Tornado Cash says it’s using Chainalysis oracles to block access from OFAC sanctioned addresses

Many DeFi exploits in the past have been linked to the popular crypto-mixing protocol.

On Friday, Tornado Cash announced that it was using oracle contracts from Chainalysis to block wallet addresses sanctioned by the U.S. Office of Foreign Assets Control, or OFAC. The move comes after the U.S. Department of the Treasury linked North Korean cybercriminal Lazarus Group as an alleged perpetrator for the recent $600 million+ Ronin Bridge exploit. As told by blockchain analytics firm Elliptic, the hackers have sent approximately $80.3 million worth of Ether (ETH) through Tornado Cash. “Maintaining financial privacy is essential to preserving our freedom; however, it should not come at the cost of non-compliance,” said the Tornado Cash team. 
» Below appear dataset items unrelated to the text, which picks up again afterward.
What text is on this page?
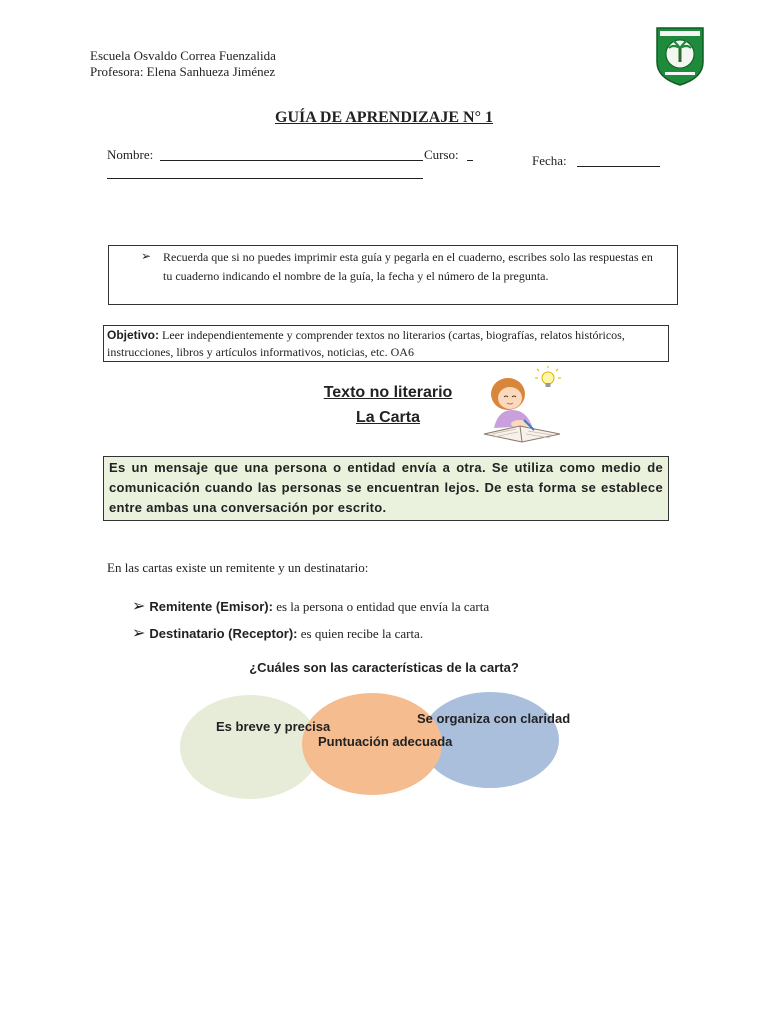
Escuela Osvaldo Correa Fuenzalida
Profesora: Elena Sanhueza Jiménez
GUÍA DE APRENDIZAJE N° 1
Nombre:	Curso:	Fecha:
➢ Recuerda que si no puedes imprimir esta guía y pegarla en el cuaderno, escribes solo las respuestas en tu cuaderno indicando el nombre de la guía, la fecha y el número de la pregunta.
Objetivo: Leer independientemente y comprender textos no literarios (cartas, biografías, relatos históricos, instrucciones, libros y artículos informativos, noticias, etc. OA6
Texto no literario
La Carta
Es un mensaje que una persona o entidad envía a otra. Se utiliza como medio de comunicación cuando las personas se encuentran lejos. De esta forma se establece entre ambas una conversación por escrito.
En las cartas existe un remitente y un destinatario:
➢ Remitente (Emisor): es la persona o entidad que envía la carta
➢ Destinatario (Receptor): es quien recibe la carta.
¿Cuáles son las características de la carta?
Es breve y precisa
Se organiza con claridad
Puntuación adecuada
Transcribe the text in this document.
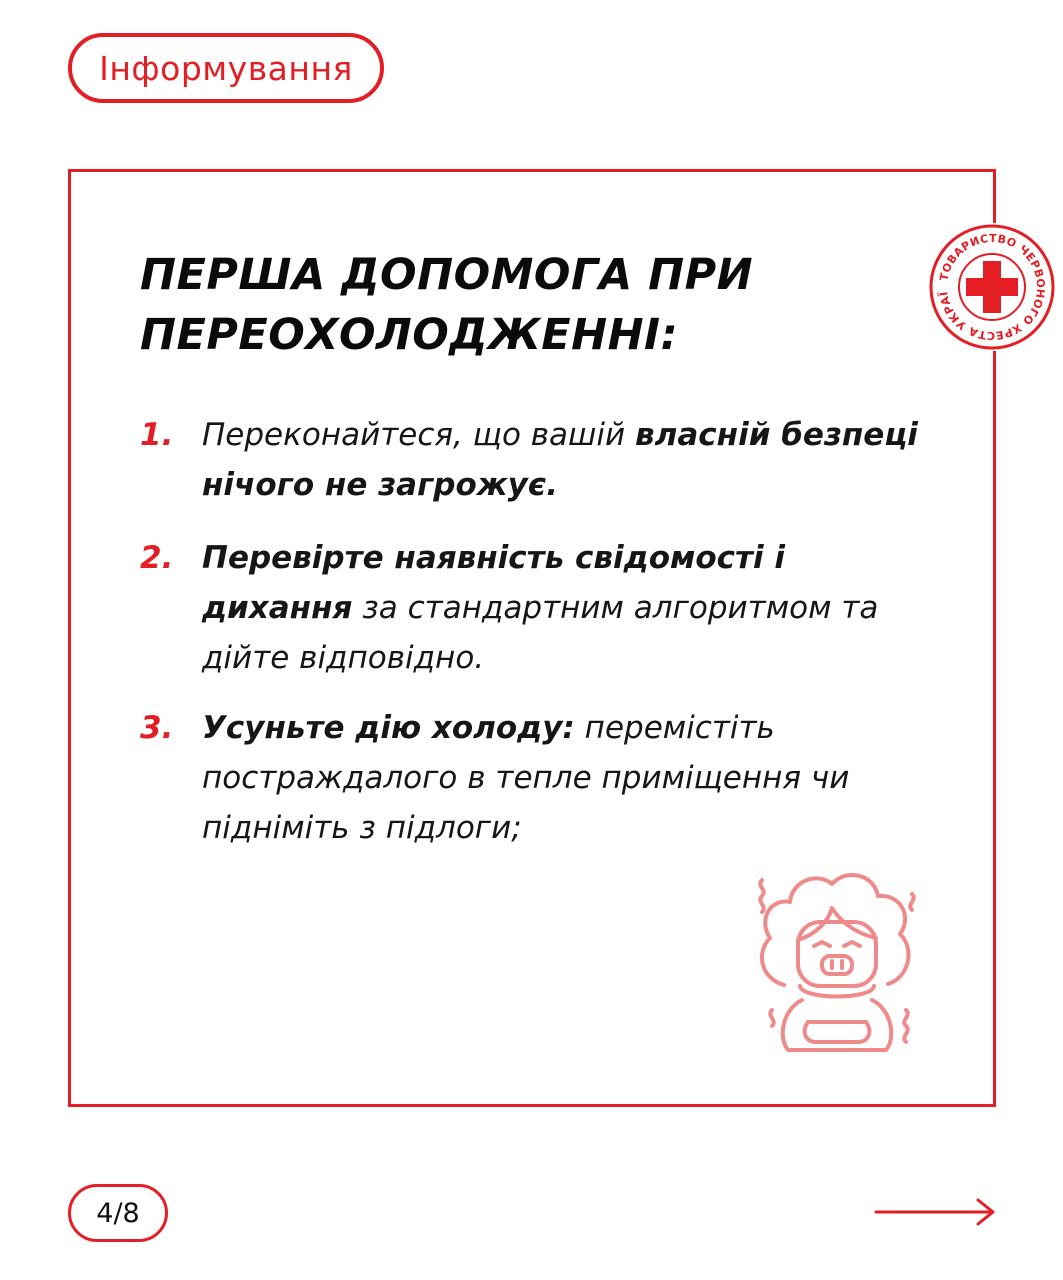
Інформування
ПЕРША ДОПОМОГА ПРИ
ПЕРЕОХОЛОДЖЕННІ:
1. Переконайтеся, що вашій власній безпеці нічого не загрожує.
2. Перевірте наявність свідомості і дихання за стандартним алгоритмом та дійте відповідно.
3. Усуньте дію холоду: перемістіть постраждалого в тепле приміщення чи підніміть з підлоги;
ТОВАРИСТВО ЧЕРВОНОГО ХРЕСТА УКРАЇ
4/8
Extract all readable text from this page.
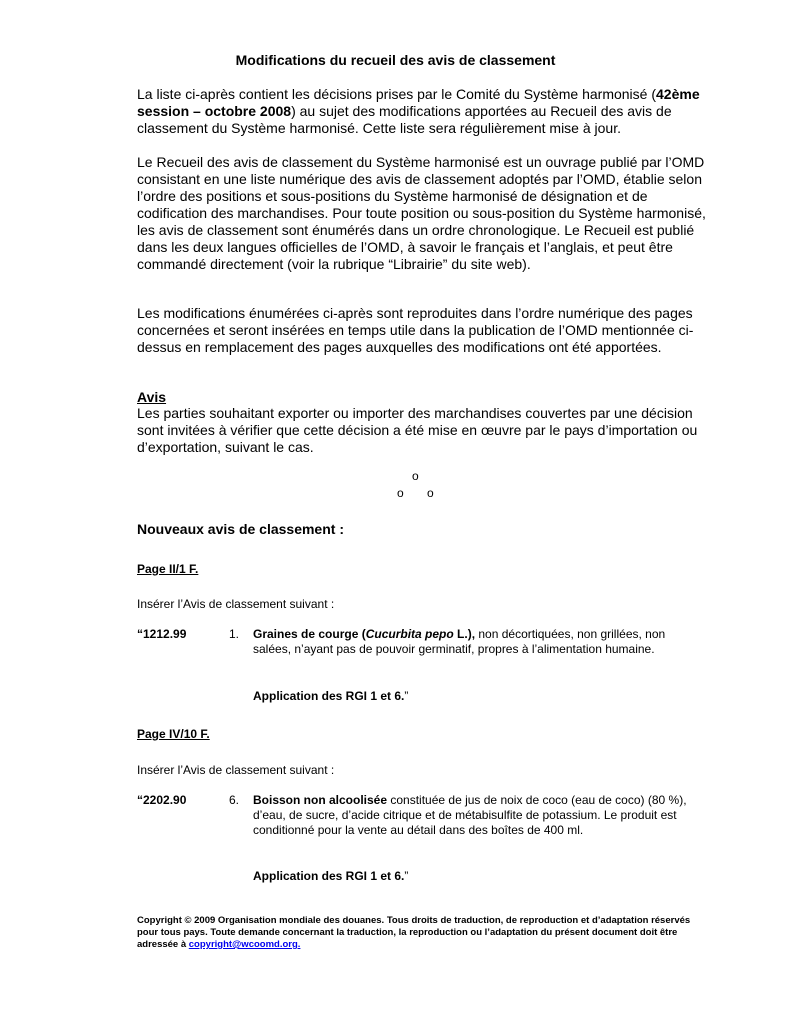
Modifications du recueil des avis de classement
La liste ci-après contient les décisions prises par le Comité du Système harmonisé (42ème session – octobre 2008) au sujet des modifications apportées au Recueil des avis de classement du Système harmonisé. Cette liste sera régulièrement mise à jour.
Le Recueil des avis de classement du Système harmonisé est un ouvrage publié par l’OMD consistant en une liste numérique des avis de classement adoptés par l’OMD, établie selon l’ordre des positions et sous-positions du Système harmonisé de désignation et de codification des marchandises. Pour toute position ou sous-position du Système harmonisé, les avis de classement sont énumérés dans un ordre chronologique. Le Recueil est publié dans les deux langues officielles de l’OMD, à savoir le français et l’anglais, et peut être commandé directement (voir la rubrique “Librairie” du site web).
Les modifications énumérées ci-après sont reproduites dans l’ordre numérique des pages concernées et seront insérées en temps utile dans la publication de l’OMD mentionnée ci-dessus en remplacement des pages auxquelles des modifications ont été apportées.
Avis
Les parties souhaitant exporter ou importer des marchandises couvertes par une décision sont invitées à vérifier que cette décision a été mise en œuvre par le pays d’importation ou d’exportation, suivant le cas.
o
o o
Nouveaux avis de classement :
Page II/1 F.
Insérer l’Avis de classement suivant :
“1212.99	1. Graines de courge (Cucurbita pepo L.), non décortiquées, non grillées, non salées, n’ayant pas de pouvoir germinatif, propres à l’alimentation humaine.
Application des RGI 1 et 6.”
Page IV/10 F.
Insérer l’Avis de classement suivant :
“2202.90	6. Boisson non alcoolisée constituée de jus de noix de coco (eau de coco) (80 %), d’eau, de sucre, d’acide citrique et de métabisulfite de potassium. Le produit est conditionné pour la vente au détail dans des boîtes de 400 ml.
Application des RGI 1 et 6.”
Copyright © 2009 Organisation mondiale des douanes. Tous droits de traduction, de reproduction et d’adaptation réservés pour tous pays. Toute demande concernant la traduction, la reproduction ou l’adaptation du présent document doit être adressée à copyright@wcoomd.org.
Tornado Cash is a popular cryptocurrency mixture used to obfuscate the trail of transactions for privacy. The Chainalysis Sanctions Oracle can validate if a cryptocurrency wallet address has been included in a sanctions designation from the United States, European Union or United Nations. But Tornado Cash co-founder Roman Semenov later clarified that the instrument only blocks access to the decentralized application, or DApp, interface and not the underlying smart contract. 

There have been traces of Tornado Cash in several controversial decentralized finance activities. In February’s $375 million Wormhole exploit, hackers experimented with Tornado Cash using stolen funds. The same month, the LooksRare team also partly used Tornado Cash to cash out over $30 million in crypto. A recent Rare Bears Discord phishing attack that nabbed $800 thousand in nonfungible tokens (NFTs) also involved hackers funneling the stolen funds through Tornado Cash. Reports also emerged that funds from a $33 million Crypto.com exploit were being laundered via the DApp. 

However, it appears that Semenov has had enough of the protocol’s association with alleged illicit activities, discussing the potential consequence of jail time for noncompliance with regulators in blocking access to blacklisted individuals.